I suspect someone familiar enough with their compiler could find other ways to leak memory; eg by casting a `byte` to an `int` in such a way that the compiler loads 4 bytes of uninitialized memory, instead of 3 zero-ed bytes and 1 uninitialized byte, but still assumes the resulting int is less than 255.

Also, Rust apparently had the same problem for a while:
https://gankro.github.io/blah/initialize-me-maybe/

> - I never understood why D adopted over from C/C++ that bool is int and implicitly convertible; I don't understand when this may be useful.

It doesn't really matter, the problem still occurs if you do an explicit cast.

The problem is that uninitialized memory lets the compiler make assumptions that aren't always true. Bounds checking is the easiest to demonstrate, but you can probably find other applications if you dig a little.

On Tuesday, 18 June 2019 at 18:08:31 UTC, Olivier FAURE wrote:
>
> It's not just bool, it's also enums at the very least.
> [...]
> It doesn't really matter, the problem still occurs if you do an explicit cast.
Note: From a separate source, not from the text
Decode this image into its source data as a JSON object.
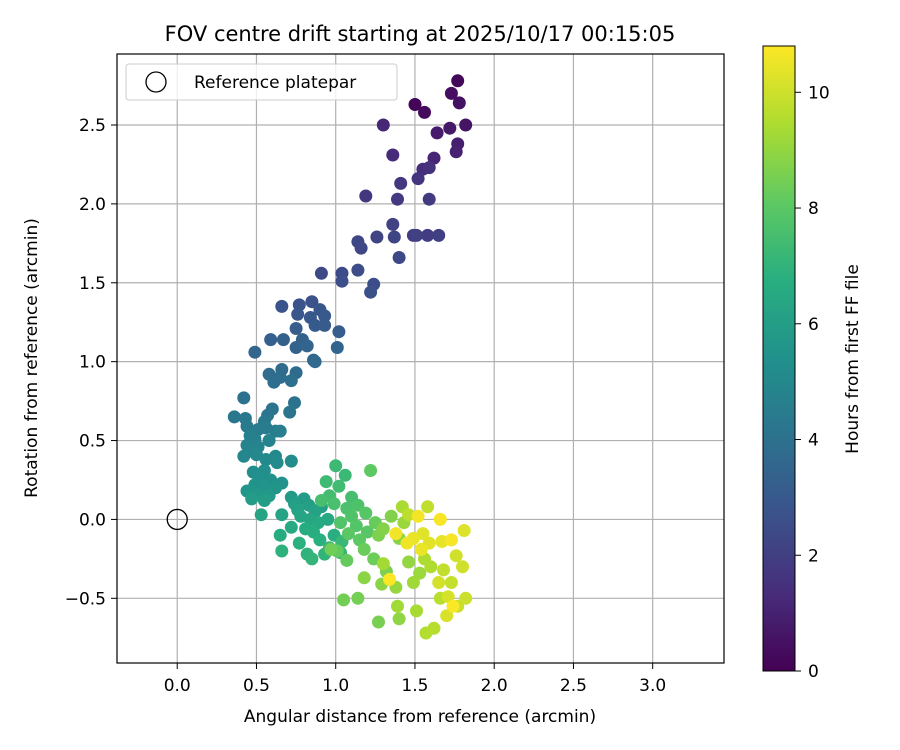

I understand, I meant that there is an additional difference of intent when using a bool or enum, or an integer explicitly. Declaring variables as bool or enums, even though these types are under the hood implemented as integers, makes the code appear more type-safe than declaring them as int (even if still using or casting them as bool or enum). But the type-safety of bool and enums is actually broken. My meaning was, do you need these fancy sugar types if you are writing =void C/asm-like code, hadn't you better use int only in these cases?

Anyway in general, void initialization is already not @safe in case of pointers, classes or interfaces. Perhaps it has to be moved out of @safe completely. It's not as drastic as eliminating it completely.